AdWeek: Jones Soda Launches 'Full Flavor, Full Dose' Soft Drinks With a Cannabis Kick

Home > News / PR >> AdWeek: Jones Soda Launches ‘Full Flavor, Full Dose’ Soft Drinks With a Cannabis Kick

Written by | June 28th, 2022

The boutique brand, known for consumer-designed labels and oddball flavors, breaks ground with Mary Jones

mary jones cannabis soda can
Cans have a reflective front, with the message, ‘Objects in mirror are higher than they appear.’

In the fast-growing world of THC-spiked beverages, there’s a whole menu of choices like iced tea, lemonade, coffee, cocoa, mocktails, booze-free wine and mimosas, energy drinks and sparkling waters.

Products come in bottles and cans—Cann, by the way, is a best-selling “social tonic” with a pioneering Pride campaign and a Hollywood following—and via drops, mixes, syrups and elixirs from brands such as Keef, Hi-Fi Hops, Levia and Wunder.

What’s missing from this extensive lineup is a mainstream drinks player—a Coca-Cola or an Anheuser-Busch—that has put a weed-laced spin on its core recipe.

Jones Soda—known for its consumer-designed labels and off-the-wall flavors like Bug Juice and Blue Bubblegum—wants to be the groundbreaker on that front. The craft soda maker is launching Mary Jones, a drinks line that offers several of its most popular flavors, but with a cannabis kick.

“We’re taking our brand as-is into cannabis,” Bohb Blair, chief brand officer of the Mary Jones Cannabis Co. and CMO of Jones Soda, told Adweek. “It’s proudly part of Jones Soda.”

The cleverly named Mary Jones products, infused with 10 milligrams of THC, are debuting at California dispensaries this weekend in root beer, berry lemonade, green apple and orange and cream varieties.

“It’s a real milestone,” Tim Dodd, co-founder and CEO of Sweet Flower dispensary chain, told Adweek. “It’s a remarkable move by Jones because it’s so intentional. They’re not doing it on the sly.”

Dodd, whose LA-area retailers are stocking Mary Jones, is bullishly predicting “the summer of beverages.” He thinks the new products could boost that overall trend, along with sending a broader message.

“Having the Jones name will give consumers confidence in the product, and it increases interest in the category, where there aren’t a lot of legacy brands,” Dodd said. “And having a traditional, publicly traded CPG company come into cannabis helps destigmatize the industry. It’s part of the evolution of the space.”

A license to chill

Senior leaders at the Seattle-based Jones Soda have created a subsidiary and forged several partnerships—with Kiva Sales and Service, Tinley Beverage Co. and Sōrse Technology—to bring Mary Jones to life.

But unlike some typical licensing arrangements, where trademarks are handed off, execs intend to be hands-on.

“We’re taking ownership and pride and control as we go into cannabis,” Blair said. “It’s a brand extension—we’re extending our equity into a different category.”

For context, there’s another heritage brand, Pabst Blue Ribbon, that has put its stamp on weed.
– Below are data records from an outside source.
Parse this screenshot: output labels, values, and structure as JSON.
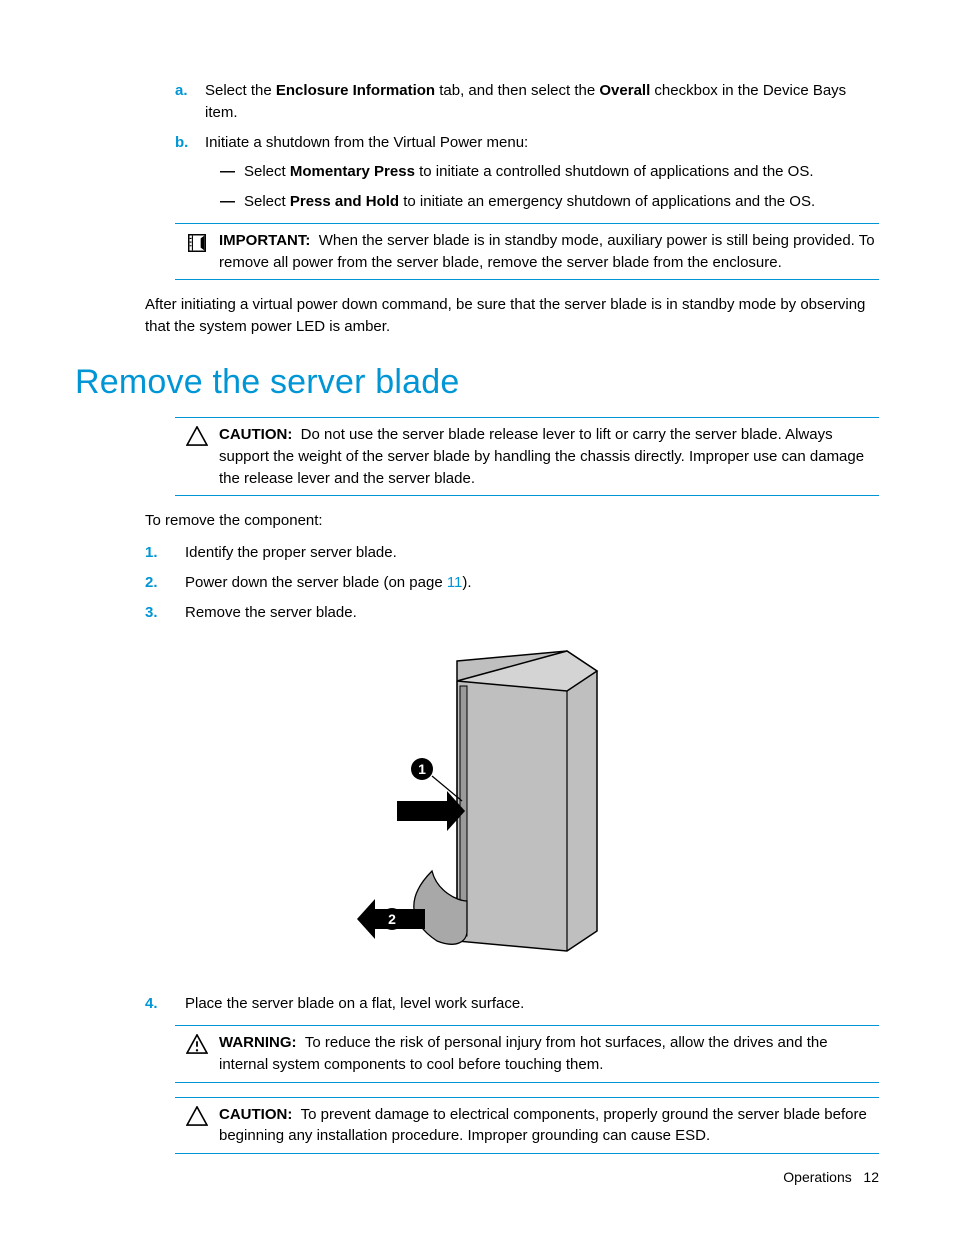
{
  "sub_a": {
    "marker": "a.",
    "t1": "Select the ",
    "b1": "Enclosure Information",
    "t2": " tab, and then select the ",
    "b2": "Overall",
    "t3": " checkbox in the Device Bays item."
  },
  "sub_b": {
    "marker": "b.",
    "text": "Initiate a shutdown from the Virtual Power menu:"
  },
  "dash1": {
    "marker": "—",
    "t1": "Select ",
    "b1": "Momentary Press",
    "t2": " to initiate a controlled shutdown of applications and the OS."
  },
  "dash2": {
    "marker": "—",
    "t1": "Select ",
    "b1": "Press and Hold",
    "t2": " to initiate an emergency shutdown of applications and the OS."
  },
  "important": {
    "label": "IMPORTANT:",
    "text": "When the server blade is in standby mode, auxiliary power is still being provided. To remove all power from the server blade, remove the server blade from the enclosure."
  },
  "para_after": "After initiating a virtual power down command, be sure that the server blade is in standby mode by observing that the system power LED is amber.",
  "heading": "Remove the server blade",
  "caution1": {
    "label": "CAUTION:",
    "text": "Do not use the server blade release lever to lift or carry the server blade. Always support the weight of the server blade by handling the chassis directly. Improper use can damage the release lever and the server blade."
  },
  "intro": "To remove the component:",
  "step1": {
    "marker": "1.",
    "text": "Identify the proper server blade."
  },
  "step2": {
    "marker": "2.",
    "t1": "Power down the server blade (on page ",
    "link": "11",
    "t2": ")."
  },
  "step3": {
    "marker": "3.",
    "text": "Remove the server blade."
  },
  "step4": {
    "marker": "4.",
    "text": "Place the server blade on a flat, level work surface."
  },
  "warning": {
    "label": "WARNING:",
    "text": "To reduce the risk of personal injury from hot surfaces, allow the drives and the internal system components to cool before touching them."
  },
  "caution2": {
    "label": "CAUTION:",
    "text": "To prevent damage to electrical components, properly ground the server blade before beginning any installation procedure. Improper grounding can cause ESD."
  },
  "footer": {
    "section": "Operations",
    "page": "12"
  }
}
But the infused beverage—developed by the startup Pabst Labs that licenses the PBR name and logo—isn’t beer, it’s “high seltzer.” (It’s still verboten in the U.S. to mix alcohol and cannabis in the same product.)

That leaves Jones Soda in a class by itself in translating its core product to weed, with some necessary formulation tweaks.